Hopping on to open airport wireless networks or checking your email from hotel computers are great conveniences but can expose your online accounts to password theft. One way to reduce the risk is to manage your passwords digitally but passwords can be stolen in a number of ways and places, such as Internet cafes.
You can significantly improve the security for most things your log in to daily – even from password breaches the like 5 million Gmail accounts exposed recently – by using two factor authentication. Most tutorials however emphasize working with an active phone number, which you might not always have if you’re traveling frequently. In a process that should take you about 2-4 minutes per account, here’s how to set up and use two factor authentication even when you’re dialing long distance.
When you log in to, say, Facebook with a password, that’s one factor: something you know. So all someone needs to do to access your account is know the same thing – in this example, your password. The more complicated a password, the more difficult it is to guess, but passwords can simply be lifted from keyboards or swiped from databases you have no control over.
Two factor is adding something you have along with something you know. Like when you withdraw money from an ATM, the card is something you have and PIN something you know; both are needed to get cash. Imagine if someone could take money from your account just by guessing your PIN (from anywhere in the world); that’s what solely relying on a password is similar to.
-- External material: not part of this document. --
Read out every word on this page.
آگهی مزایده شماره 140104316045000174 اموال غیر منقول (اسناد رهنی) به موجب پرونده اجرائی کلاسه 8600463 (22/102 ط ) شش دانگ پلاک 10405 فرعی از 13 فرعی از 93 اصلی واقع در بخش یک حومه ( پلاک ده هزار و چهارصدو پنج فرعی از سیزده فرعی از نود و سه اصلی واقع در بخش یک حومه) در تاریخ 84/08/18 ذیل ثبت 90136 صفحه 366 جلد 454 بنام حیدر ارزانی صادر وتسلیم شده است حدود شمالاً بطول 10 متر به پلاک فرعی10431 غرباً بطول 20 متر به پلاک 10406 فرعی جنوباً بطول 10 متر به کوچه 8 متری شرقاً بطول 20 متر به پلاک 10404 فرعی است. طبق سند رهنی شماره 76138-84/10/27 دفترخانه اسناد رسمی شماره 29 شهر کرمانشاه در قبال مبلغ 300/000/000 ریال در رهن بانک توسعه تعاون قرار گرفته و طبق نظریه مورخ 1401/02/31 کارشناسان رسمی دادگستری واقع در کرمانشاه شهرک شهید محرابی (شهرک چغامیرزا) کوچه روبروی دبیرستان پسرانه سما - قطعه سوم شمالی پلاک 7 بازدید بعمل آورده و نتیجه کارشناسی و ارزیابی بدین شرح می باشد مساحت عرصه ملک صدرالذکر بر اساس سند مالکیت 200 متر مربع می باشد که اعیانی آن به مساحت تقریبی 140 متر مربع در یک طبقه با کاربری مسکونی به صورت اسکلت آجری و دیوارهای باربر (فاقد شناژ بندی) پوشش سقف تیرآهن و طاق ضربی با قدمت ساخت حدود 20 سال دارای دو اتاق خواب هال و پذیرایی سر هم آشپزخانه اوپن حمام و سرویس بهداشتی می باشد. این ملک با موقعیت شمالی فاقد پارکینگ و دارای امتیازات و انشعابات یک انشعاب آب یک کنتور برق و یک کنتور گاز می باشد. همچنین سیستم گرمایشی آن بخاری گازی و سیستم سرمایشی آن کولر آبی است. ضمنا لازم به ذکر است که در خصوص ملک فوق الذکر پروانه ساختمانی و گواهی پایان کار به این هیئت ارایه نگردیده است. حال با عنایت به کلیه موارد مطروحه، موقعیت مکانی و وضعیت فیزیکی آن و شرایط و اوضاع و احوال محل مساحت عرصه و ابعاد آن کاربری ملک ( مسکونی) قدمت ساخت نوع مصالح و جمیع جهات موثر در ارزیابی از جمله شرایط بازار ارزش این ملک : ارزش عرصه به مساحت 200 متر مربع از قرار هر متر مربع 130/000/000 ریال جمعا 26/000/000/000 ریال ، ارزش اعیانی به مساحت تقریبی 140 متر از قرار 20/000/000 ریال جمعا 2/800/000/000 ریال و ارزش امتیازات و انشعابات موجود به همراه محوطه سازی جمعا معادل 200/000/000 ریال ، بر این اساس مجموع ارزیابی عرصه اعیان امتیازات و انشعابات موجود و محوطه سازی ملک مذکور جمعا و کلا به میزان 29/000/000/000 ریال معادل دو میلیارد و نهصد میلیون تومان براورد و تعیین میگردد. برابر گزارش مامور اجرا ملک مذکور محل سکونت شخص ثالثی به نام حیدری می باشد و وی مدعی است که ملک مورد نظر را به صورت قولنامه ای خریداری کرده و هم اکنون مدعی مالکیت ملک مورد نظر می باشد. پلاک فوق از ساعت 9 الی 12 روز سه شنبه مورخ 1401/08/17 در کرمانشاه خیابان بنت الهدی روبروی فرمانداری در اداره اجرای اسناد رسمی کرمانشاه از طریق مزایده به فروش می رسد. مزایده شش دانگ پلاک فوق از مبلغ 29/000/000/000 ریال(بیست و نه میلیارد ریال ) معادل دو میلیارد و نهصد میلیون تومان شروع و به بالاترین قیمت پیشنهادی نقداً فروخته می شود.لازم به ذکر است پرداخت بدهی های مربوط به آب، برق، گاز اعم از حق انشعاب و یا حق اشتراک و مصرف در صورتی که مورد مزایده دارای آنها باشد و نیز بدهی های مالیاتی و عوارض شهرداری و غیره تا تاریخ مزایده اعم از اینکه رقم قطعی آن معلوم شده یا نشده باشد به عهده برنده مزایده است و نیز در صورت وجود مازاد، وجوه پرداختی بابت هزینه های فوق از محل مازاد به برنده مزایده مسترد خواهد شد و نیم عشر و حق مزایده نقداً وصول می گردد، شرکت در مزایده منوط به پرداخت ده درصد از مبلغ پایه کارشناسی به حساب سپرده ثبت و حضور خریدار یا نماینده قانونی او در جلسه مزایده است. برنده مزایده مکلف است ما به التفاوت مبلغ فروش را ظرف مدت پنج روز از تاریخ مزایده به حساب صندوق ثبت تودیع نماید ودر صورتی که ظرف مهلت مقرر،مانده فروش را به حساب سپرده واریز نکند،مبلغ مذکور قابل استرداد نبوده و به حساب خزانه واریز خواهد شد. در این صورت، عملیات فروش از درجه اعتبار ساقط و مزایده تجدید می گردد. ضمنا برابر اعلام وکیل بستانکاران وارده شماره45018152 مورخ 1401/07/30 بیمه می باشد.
Most two factor authentication setups online use a mobile phone (something you have) to text you a code that’s needed to log in to Gmail, for example, along with your password. You can see where this might cause some apprehension on a frequent traveler’s part – what if you’re traveling and can’t receive that text?
First Step: One-Time Phone Number For Non-Android Users
Android users can set up 2-step verification using the free Google Authenticator app for Android without needing an active phone number. (Any wireless Internet connection will do.) On iPhone and other devices, initial set up does require you to have a phone number. (Sorry a SkypeIn or Google Voice number won’t cut it.) Your best bet is to unlock your phone, grab a local SIM card [call mom] then get started by downloading Google Authenticator for iOS.
Next, you’re going to want to enable two factor authentication on all of the sites that Google Authenticator works with. I’ve listed how-to links to some popular sites below but basically the process is enable, wait for message with code, input code into site, done.
Additionally, there are a few other sites compatible with the Authenticator app Google’s Matt Cutts lists here. Not to mention this very long list of sites (like Amazon) that don’t work with Authenticator per say but have two factor as an option. Authy, a very inexpensive but not free, service extends two factor authentication to a number of those sites, whether you’ve got a phone or not.
Some of the sites above let you set up with Google Authenticator right from the beginning so if you followed the steps above for Dropbox or Google on an Android device you don’t need to read further. Everyone else, you won’t need a phone number at this point, only to follow a few more steps linked below.
For convenience (and in case you forget your phone) it’s also a good idea to configure the Google Authenticator on other devices if you travel with a tablet instead of laptop, for example.
Digital Security Isn’t Jenga
Remember that no security is absolute so although you’ve got the major benefits of two factor authentication, still don’t use the same password for all of your accounts and just as you would to sext securely when traveling, be ready to remote wipe your phone in case it’s stolen or lost. Speaking of, you should probably enable two factor for iCloud, but beware it won’t protect any photos you upload to the service.